The judges for the competition were Chuck Ainlay, Joe Barresi, Frank Filipetti, Mike Fraser, Chris Kimsey, Chuck Meyers, Elliot Scheiner, and Al Schmitt, who evaluated the recordings on their overall fidelity, clarity, and sonic balance-as well as creativity in selection and placement of microphones.
"It's always great to give back to the business that's provided me with so much enjoyment,” comments Ainlay. “I see the same spirit in the work these students submitted to the contest that I'm encouraged for the future of recorded music. I applaud Shure for creating the platform where students from across the country can gain crucial evaluations and a better understanding of the art of recording."
In addition to the Texas State University team, there were nine other competing teams from Anderson University, Biola University, Butler University, California State University (Chico), Middle Tennessee State University, Ohio University, The Hartt School at the University of Hartford, the University of New Haven, and the University of South Carolina School of Music.
The runner-up in this year’s competition was the team from The Hartt School at the University of Hartford and the students from Biola University received an honorable mention.
Each of the 10 student teams worked on a recording project that consisted of tracking and mixing a performance, exclusively using a “microphone locker” provided by Shure for the competition.
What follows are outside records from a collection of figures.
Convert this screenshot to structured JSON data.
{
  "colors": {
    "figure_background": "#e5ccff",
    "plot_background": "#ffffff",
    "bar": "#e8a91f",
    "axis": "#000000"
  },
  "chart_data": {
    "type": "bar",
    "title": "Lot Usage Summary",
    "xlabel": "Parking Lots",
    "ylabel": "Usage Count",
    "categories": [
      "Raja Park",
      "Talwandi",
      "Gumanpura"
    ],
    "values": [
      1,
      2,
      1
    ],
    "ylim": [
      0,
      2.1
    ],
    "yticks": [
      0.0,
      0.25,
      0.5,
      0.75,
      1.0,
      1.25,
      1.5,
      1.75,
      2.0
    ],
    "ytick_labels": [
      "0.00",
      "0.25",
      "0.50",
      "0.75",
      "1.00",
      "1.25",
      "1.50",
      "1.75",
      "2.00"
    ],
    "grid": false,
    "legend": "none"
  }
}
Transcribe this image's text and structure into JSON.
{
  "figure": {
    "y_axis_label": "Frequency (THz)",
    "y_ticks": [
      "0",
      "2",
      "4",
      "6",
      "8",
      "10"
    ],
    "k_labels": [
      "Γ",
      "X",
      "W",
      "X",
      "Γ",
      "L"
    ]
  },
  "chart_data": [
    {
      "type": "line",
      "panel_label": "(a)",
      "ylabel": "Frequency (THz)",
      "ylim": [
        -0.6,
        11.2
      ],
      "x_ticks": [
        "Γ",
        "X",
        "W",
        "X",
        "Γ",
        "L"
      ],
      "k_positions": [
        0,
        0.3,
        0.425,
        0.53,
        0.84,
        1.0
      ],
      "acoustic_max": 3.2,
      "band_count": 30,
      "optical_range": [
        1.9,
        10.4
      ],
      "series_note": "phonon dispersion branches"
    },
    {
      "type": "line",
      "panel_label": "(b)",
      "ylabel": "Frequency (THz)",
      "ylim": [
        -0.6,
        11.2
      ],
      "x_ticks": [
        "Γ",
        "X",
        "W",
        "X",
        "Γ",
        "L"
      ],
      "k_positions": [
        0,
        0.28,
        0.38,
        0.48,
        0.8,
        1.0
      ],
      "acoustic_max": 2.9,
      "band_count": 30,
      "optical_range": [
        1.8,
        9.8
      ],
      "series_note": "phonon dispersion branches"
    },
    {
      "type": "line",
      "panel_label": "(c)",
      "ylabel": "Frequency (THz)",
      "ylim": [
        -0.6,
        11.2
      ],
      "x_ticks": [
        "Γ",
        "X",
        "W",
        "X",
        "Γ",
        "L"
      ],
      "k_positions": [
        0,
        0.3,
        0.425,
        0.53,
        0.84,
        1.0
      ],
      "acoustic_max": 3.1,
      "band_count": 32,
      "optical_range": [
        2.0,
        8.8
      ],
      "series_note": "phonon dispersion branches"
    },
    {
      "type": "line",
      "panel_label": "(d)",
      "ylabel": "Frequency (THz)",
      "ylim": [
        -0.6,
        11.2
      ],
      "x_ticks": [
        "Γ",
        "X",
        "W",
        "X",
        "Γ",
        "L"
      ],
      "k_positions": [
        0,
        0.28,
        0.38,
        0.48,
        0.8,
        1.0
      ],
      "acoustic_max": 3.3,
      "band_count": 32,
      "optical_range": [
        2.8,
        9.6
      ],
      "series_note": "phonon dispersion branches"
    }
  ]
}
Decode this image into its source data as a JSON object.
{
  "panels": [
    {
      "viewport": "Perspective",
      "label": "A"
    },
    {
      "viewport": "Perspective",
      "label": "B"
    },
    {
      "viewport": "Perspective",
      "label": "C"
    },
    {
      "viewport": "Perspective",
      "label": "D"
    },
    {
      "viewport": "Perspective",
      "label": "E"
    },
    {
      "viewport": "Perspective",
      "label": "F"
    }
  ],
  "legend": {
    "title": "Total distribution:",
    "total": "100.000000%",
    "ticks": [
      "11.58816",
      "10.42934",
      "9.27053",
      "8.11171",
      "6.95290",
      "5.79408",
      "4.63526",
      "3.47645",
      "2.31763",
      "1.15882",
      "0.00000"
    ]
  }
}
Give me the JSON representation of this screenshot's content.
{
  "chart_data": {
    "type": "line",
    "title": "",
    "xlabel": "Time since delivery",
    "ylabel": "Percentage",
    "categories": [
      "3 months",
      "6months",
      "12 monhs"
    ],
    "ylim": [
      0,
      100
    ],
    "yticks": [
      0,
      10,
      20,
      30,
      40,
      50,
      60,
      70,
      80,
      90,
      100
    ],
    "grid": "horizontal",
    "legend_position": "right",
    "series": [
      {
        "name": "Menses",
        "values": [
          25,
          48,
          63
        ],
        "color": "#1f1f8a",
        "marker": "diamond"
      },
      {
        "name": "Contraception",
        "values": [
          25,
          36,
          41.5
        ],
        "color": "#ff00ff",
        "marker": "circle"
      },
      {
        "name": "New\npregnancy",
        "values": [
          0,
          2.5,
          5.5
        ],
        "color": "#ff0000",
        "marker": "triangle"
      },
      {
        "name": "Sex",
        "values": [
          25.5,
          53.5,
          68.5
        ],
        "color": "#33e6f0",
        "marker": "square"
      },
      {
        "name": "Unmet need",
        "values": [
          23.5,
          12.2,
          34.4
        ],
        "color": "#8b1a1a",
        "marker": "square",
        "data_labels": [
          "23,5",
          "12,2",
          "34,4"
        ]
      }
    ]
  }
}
Teams submitted a stereo mix for review by a panel of industry professionals who were selected by Shure to judge the competition.
“Using the Shure microphones actually gave them as many if not more choices than they would normally have when they come in to do a recording project,” says Mark Erickson, the team’s faculty advisor. “My experience with Shure mics has been a lot of [SM] 57s and [SM] 58s, of course…but they were also talking about the SM7…they liked that one. Based on what they’ve said, I’m pretty excited to hear what the KSM44 sounds like.”
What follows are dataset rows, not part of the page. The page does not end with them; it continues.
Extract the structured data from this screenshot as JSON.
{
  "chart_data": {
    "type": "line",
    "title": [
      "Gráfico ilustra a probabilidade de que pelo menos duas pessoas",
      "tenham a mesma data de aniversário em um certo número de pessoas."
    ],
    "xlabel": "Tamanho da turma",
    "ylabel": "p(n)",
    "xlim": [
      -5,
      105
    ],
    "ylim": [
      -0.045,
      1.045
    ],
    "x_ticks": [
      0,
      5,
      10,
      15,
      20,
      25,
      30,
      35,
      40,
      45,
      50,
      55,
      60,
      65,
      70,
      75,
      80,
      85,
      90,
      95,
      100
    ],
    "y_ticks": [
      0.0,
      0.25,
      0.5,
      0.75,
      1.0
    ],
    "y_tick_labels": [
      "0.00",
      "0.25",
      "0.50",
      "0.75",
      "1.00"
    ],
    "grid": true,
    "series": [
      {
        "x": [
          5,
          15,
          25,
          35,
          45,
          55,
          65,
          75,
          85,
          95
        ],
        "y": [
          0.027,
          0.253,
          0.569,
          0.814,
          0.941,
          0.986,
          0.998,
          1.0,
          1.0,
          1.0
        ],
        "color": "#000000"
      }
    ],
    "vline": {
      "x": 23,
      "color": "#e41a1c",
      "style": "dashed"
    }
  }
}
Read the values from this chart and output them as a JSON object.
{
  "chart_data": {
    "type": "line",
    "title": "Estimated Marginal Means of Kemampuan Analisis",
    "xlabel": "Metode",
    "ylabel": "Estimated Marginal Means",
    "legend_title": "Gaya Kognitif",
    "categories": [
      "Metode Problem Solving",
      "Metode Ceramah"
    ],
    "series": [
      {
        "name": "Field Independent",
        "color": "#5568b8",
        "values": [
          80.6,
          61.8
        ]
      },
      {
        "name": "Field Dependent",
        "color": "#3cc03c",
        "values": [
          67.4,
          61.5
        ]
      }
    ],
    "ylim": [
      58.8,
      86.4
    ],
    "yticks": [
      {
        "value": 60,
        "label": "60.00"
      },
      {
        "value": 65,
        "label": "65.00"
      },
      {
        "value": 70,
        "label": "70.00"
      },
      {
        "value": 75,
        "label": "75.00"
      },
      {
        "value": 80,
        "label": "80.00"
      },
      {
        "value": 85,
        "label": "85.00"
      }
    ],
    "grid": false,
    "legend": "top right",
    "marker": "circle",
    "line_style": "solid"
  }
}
The winning team used all of the microphones in the locker provided by Shure to create their project, but the students definitely had a few favorites and they gained experience with some microphones that none of them had previously used.
“I like the SM7 for vocals…rock vocals,” comments senior Joel Cowen.
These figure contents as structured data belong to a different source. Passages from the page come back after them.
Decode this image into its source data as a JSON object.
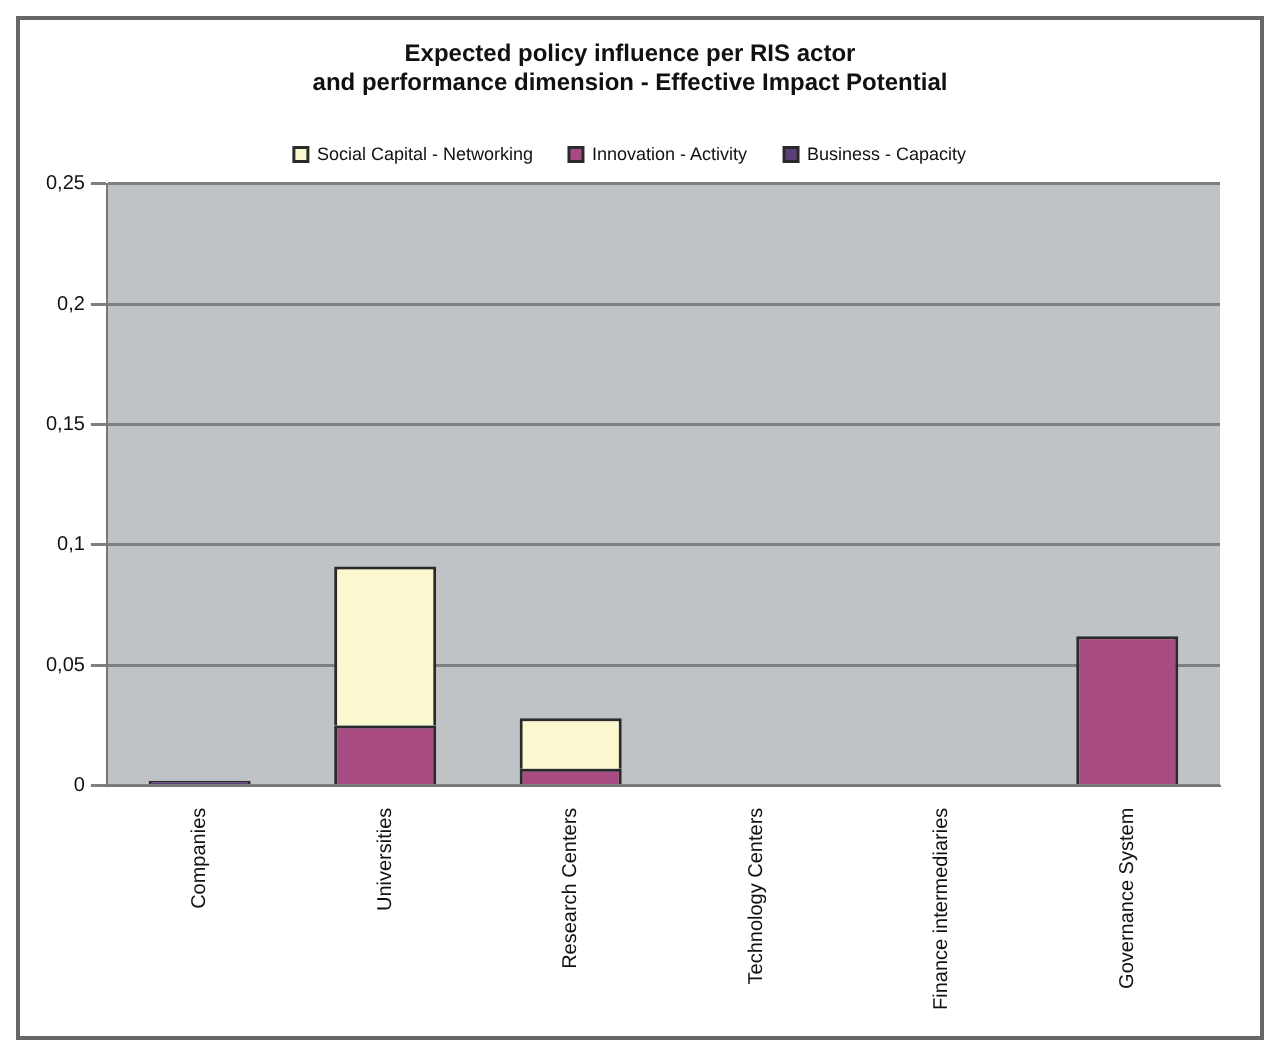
{
  "chart_data": {
    "type": "bar",
    "title": [
      "Expected policy influence per RIS actor",
      "and performance dimension - Effective Impact Potential"
    ],
    "categories": [
      "Companies",
      "Universities",
      "Research Centers",
      "Technology Centers",
      "Finance intermediaries",
      "Governance System"
    ],
    "stacked": true,
    "series": [
      {
        "name": "Business - Capacity",
        "color": "#5c3f78",
        "values": [
          0.002,
          0,
          0,
          0,
          0,
          0
        ]
      },
      {
        "name": "Innovation - Activity",
        "color": "#a84b82",
        "values": [
          0,
          0.025,
          0.007,
          0,
          0,
          0.062
        ]
      },
      {
        "name": "Social Capital - Networking",
        "color": "#fbf7cf",
        "values": [
          0,
          0.066,
          0.021,
          0,
          0,
          0
        ]
      }
    ],
    "ylim": [
      0,
      0.25
    ],
    "yticks": [
      {
        "value": 0,
        "label": "0"
      },
      {
        "value": 0.05,
        "label": "0,05"
      },
      {
        "value": 0.1,
        "label": "0,1"
      },
      {
        "value": 0.15,
        "label": "0,15"
      },
      {
        "value": 0.2,
        "label": "0,2"
      },
      {
        "value": 0.25,
        "label": "0,25"
      }
    ],
    "grid": "y",
    "legend": "top"
  }
}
“I hadn’t really ever used many Shure condenser mics, but we put the [KSM] 44s on everything, lots of stuff…guitars, vocals,” added sophomore Adam Brisbin. “It gave a really clear, really nice sound.”
“You know, if I need a good snare sound I don’t hesitate to grab a [SM] 57,” says senior Jordan Lott. “I know it’s going to sound good and I’m not going to have to worry about there being any problems with it. You know it’s going to work.”
As the winning school, the Texas State takes ownership of the entire Shure Microphone Locker, which consists of: (1) Beta 52Aâ, (1) Beta 91, (3) Beta 98D/Ss, (2) KSM27s, (2) KSM32s, (2) KSM44s, (2) KSM141s, (4) SM57s, (1) SM7B, (1) VP88, and (1) A27M. The entire microphone package is valued at more than $12,000. In addition, a donation of $3,000 towards a scholarship fund will be awarded to the winning school, and each member of the winning team will receive a KSM27, valued at $575.